Fair warning that I am predisposed to adore coming-of-age novels about protagonists of my generation (Gen X), apparently even if I don’t have much in common with them other than birth year. In this case, the protagonists are Sadie and Sam, two friends whose lives intertwine up, down, and around their love of gaming.

It must be said that this book is VERY MUCH about video games. Sadie and Sam play them, talk about them, design them, and promote them over the span of thirty years. What a testament to author Gabrielle Zevin’s writing that I could be glued to the pages of a story about a topic that typically bores me to tears! Because I loved Sadie and Sam so much, I never lost interest in their worlds - either the real one of their day-to-day existence or the virtual ones they were building.

They are, without a doubt in my mind, the two characters I’ve cared about the most over the past decade of my reading life.

I do say that with a bit of trepidation, as I know some readers of this review who love me will want to read Tomorrow, and Tomorrow, and Tomorrow to meet my new literary best friends. I must therefore point out that while the novel is a masterpiece in my eyes, some people are not going to be able to get through it. Zevin is a fan of obscure words, there are risky techniques used (such as an occasional second-person chapter and dropping readers into a video game world), sad and unsavory things happen in the plot, and the text is fairly dense. This is a long 416 pages.

Also, having read (and enjoyed) Zevin’s previous two novels, The Storied Life of A.J. Fikry and Young Jane Young, this feels like it’s from an entirely different author. I breezed through those others in a day, but Tomorrow, and Tomorrow, and Tomorrow took me a week. I know that’s because I savored every word and often reread entire paragraphs, but that’s my point. If her prior books were hamburgers, this one is a steak.

I feel a bit bad for the upcoming books I’ll be reading in the wake of this novel, since I know nothing will compare for a very long time. In case it’s not clear enough already, Tomorrow, and Tomorrow, and Tomorrow has a well-earned place on my all-time favorites shelf. When you finish the final page of a book and hug it to your chest, where else would it go?

My sincere thanks to the author and Knopf Doubleday Publishing Group for the advance reading copy via NetGalley. The expected US publication date is July 12, 2022.

PUBLISHER SYNOPSIS:

Let the games begin! From the New York Times best-selling author of The Storied Life of A. J. Fikry - a glorious and immersive novel about two childhood friends, once estranged, who reunite as adults to create video games, finding an intimacy in digital worlds that eludes them in their real lives.

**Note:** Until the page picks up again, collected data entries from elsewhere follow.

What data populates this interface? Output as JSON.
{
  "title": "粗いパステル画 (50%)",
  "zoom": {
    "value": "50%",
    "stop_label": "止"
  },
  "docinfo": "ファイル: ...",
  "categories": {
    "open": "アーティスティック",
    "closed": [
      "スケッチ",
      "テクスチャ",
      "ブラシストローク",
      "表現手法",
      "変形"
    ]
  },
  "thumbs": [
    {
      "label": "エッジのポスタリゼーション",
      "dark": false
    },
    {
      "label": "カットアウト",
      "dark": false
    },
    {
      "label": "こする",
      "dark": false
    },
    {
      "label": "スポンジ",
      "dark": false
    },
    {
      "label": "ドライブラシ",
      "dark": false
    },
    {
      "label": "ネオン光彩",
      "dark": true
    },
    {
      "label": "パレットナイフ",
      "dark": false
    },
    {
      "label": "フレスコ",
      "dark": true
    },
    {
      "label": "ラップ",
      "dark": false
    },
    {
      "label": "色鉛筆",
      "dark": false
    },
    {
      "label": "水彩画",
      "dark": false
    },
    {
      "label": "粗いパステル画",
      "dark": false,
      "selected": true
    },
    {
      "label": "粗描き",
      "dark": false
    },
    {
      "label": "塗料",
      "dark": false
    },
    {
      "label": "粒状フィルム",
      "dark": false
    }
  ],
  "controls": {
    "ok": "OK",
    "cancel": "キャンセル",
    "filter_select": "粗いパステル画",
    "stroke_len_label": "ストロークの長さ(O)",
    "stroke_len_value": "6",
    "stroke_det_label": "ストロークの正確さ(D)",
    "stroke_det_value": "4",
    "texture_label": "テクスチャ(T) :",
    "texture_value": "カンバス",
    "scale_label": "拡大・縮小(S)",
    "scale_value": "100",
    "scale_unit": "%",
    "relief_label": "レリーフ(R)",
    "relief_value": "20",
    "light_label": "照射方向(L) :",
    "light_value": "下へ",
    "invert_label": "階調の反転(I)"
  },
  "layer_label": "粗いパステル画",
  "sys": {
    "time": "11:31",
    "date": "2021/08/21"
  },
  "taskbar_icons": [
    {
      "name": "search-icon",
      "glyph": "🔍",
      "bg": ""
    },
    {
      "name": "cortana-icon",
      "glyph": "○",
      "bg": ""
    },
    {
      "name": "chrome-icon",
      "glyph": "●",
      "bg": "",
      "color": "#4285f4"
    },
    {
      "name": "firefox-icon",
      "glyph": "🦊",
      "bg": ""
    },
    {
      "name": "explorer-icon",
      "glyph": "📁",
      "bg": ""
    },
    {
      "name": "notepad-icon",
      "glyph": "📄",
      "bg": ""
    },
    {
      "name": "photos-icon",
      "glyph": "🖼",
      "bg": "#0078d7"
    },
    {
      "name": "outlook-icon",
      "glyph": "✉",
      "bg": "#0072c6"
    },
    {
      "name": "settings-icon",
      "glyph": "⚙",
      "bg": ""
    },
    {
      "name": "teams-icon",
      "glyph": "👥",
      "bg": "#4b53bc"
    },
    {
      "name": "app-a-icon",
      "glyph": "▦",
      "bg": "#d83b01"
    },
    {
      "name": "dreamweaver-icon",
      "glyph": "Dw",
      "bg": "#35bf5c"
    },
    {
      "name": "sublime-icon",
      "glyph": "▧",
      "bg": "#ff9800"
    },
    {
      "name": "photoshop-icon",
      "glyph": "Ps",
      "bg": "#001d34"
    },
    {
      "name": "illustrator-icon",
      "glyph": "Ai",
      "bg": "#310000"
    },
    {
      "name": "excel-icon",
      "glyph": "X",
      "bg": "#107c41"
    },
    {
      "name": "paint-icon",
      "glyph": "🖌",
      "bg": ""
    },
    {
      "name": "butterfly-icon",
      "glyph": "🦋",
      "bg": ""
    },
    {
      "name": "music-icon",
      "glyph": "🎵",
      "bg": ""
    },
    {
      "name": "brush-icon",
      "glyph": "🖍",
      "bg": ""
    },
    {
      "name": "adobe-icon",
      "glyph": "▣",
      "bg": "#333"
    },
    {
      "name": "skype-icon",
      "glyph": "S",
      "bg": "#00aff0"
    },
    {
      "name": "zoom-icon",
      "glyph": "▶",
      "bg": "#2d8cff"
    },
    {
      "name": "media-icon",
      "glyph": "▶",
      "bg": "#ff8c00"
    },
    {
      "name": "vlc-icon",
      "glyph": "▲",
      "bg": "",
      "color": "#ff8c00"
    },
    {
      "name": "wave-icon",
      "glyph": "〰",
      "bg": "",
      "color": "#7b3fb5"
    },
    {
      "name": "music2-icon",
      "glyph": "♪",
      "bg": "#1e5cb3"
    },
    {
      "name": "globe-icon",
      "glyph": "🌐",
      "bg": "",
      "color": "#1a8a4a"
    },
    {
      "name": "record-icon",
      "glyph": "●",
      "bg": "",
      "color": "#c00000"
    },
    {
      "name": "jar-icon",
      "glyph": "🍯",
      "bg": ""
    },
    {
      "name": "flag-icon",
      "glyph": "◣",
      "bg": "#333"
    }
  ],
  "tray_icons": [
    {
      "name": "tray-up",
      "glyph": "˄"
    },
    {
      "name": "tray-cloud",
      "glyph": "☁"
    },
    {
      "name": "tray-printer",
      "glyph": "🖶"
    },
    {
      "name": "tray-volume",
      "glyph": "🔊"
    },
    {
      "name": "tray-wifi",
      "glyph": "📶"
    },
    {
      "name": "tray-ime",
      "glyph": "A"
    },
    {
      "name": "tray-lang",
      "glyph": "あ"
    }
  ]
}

On a bitter-cold day, in the December of his junior year at Harvard, Sam Masur exits a subway car and sees, amid the hordes of people waiting on the platform, Sadie Green. He calls her name. For a moment, she pretends she hasn't heard him, but then, she turns, and a game begins: a legendary collaboration that will launch them to stardom. They borrow money, beg favors, and, before even graduating college, they have created their first blockbuster, Ichigo, a game where players can escape the confines of a body and the betrayals of a heart, and where death means nothing more than a chance to restart and play again. This is the story of the perfect worlds Sam and Sadie build, the imperfect world they live in, and of everything that comes after success: Money. Fame. Duplicity. Tragedy.

Spanning thirty years, from Cambridge, Massachusetts, to Venice Beach, California, and lands in between and far beyond, Gabrielle Zevin's Tomorrow, and Tomorrow, and Tomorrow is a dazzling and intricately imagined novel that examines the multifarious nature of identity, games as artform, technology and the human experience, disability, failure, the redemptive possibilities in play, and above all, our need to connect: to be loved and to love. Yes, it is a love story, but it is not one you have read before.